Unsavvy customer + unsavvy customer support

I should not even mention this root cause, because this is the preferred excuse for developers to avoid spending time on a bug. But unfortunately, it can happen.

Example. User is at the end of a purchase process, and a friendly message tells them “To complete your purchase, please click the Pay Now button below”. But the “Pay now” button might be slightly different than expected: it might actually be labelled “Pay now and confirm”; or it might be a link instead of a button (this scenario is very frequent in case of a translated web sites, where user messaging and buttons have been translated by different resources and not perfectly matching). Whatever the glitch, the result is that an unsavvy user might call support saying “there is no Pay Now button”. An unsavvy rep will log a ticket with topic “Missing Pay Now button”, obviously “high priority/urgent” because of potential missed sales, and the teams end up wasting hours trying to reproduce on all possible environments.

The only measure against this type of situations is good troubleshooting skills in customer support. There are tons of trainings and methods to follow to ensure thorough troubleshooting, but in my experience it’s often a personal soft skill that some people do have, and some don’t.
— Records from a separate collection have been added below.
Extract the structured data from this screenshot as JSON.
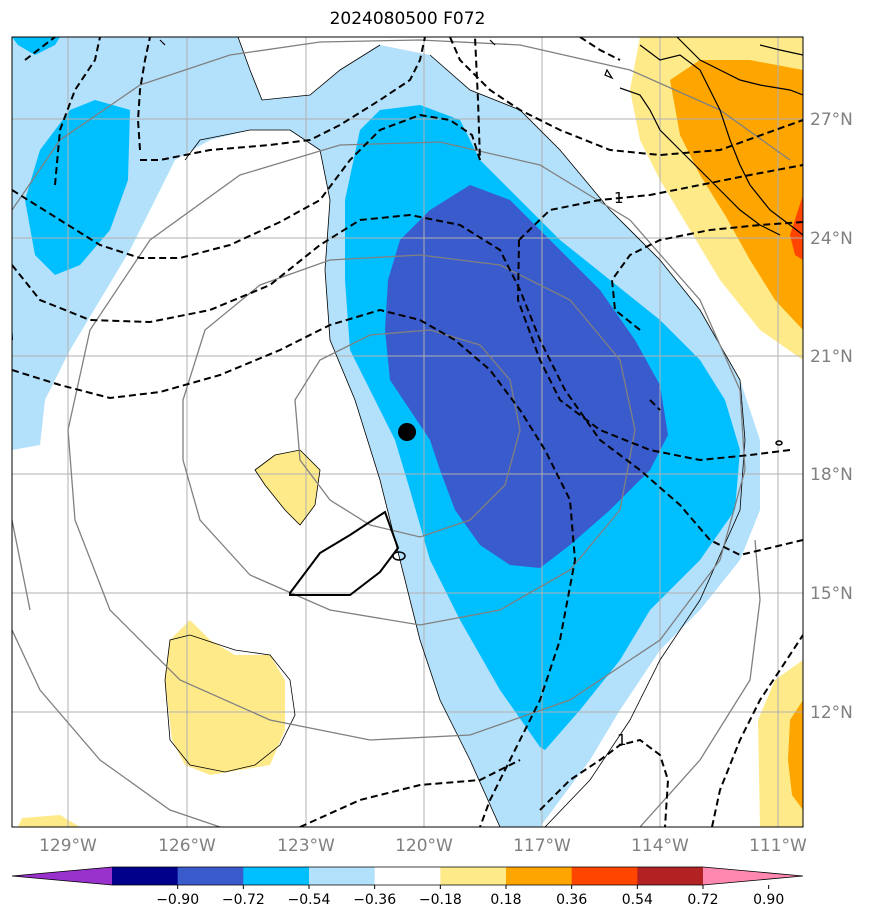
{
  "title": "2024080500 F072",
  "map": {
    "longitude_labels": [
      "129°W",
      "126°W",
      "123°W",
      "120°W",
      "117°W",
      "114°W",
      "111°W"
    ],
    "latitude_labels": [
      "27°N",
      "24°N",
      "21°N",
      "18°N",
      "15°N",
      "12°N"
    ],
    "contour_labels": [
      "1",
      "1"
    ],
    "storm_center_marker": "filled-circle"
  },
  "colorbar": {
    "tick_labels": [
      "−0.90",
      "−0.72",
      "−0.54",
      "−0.36",
      "−0.18",
      "0.18",
      "0.36",
      "0.54",
      "0.72",
      "0.90"
    ],
    "colors": [
      "#9932cc",
      "#00008b",
      "#3a5bcc",
      "#00bfff",
      "#b3e0fa",
      "#ffffff",
      "#ffea8a",
      "#ffa500",
      "#ff4500",
      "#b22222",
      "#ff88b0"
    ]
  },
  "colors": {
    "grid": "#b0b0b0",
    "axis_label": "#808080",
    "contour_dashed": "#000000",
    "contour_gray": "#808080"
  }
}
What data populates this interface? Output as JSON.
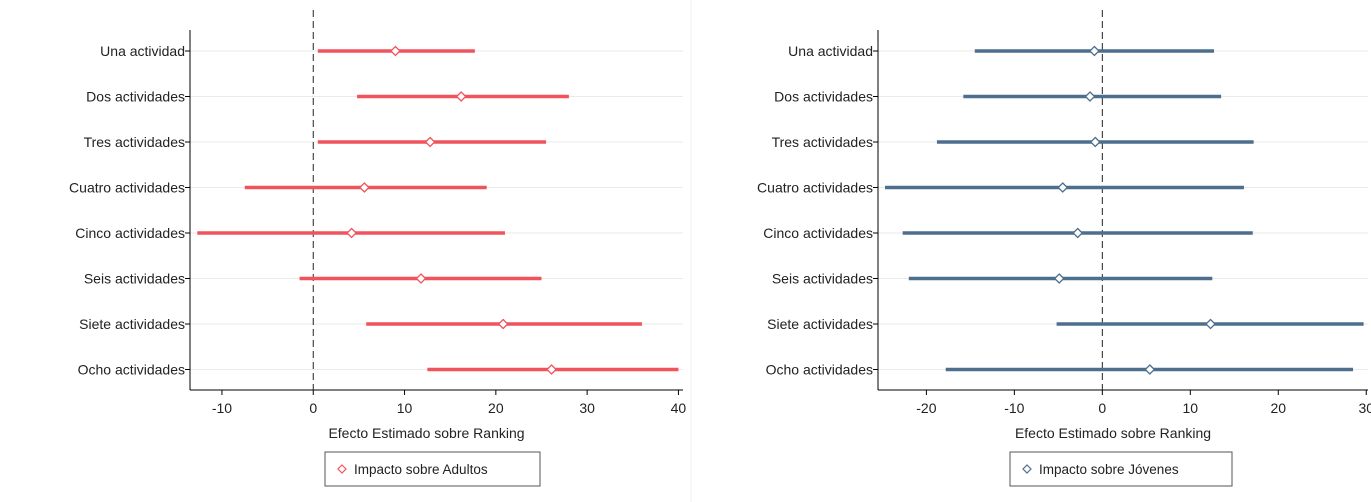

Bugs in 3rd party envoronment surrounding using your API

If you provide an API and your partners are handling the front end, it can happen that your teams receive calls for phantom bugs that in fact are due to bugs in the way the API is called. Typically, the end user would first call your partner’s support desks, they will run some troubleshooting routines and decide that the bug is related to your system, therefore calling or logging a ticket at your support desk and claiming that your system behaves erratically.

We’ve had the case where partner calls into our APIs were getting truncated to some maximum byte size, somewhere in the network stack. This was dependent upon the length of the field values, therefore causing “random bugs” in the sense that only a few, very long calls were failing.

Logs and trace analysis should provide you with clear answers here.

Have you experienced other causes for random bugs? Let me know and we’ll add to the list.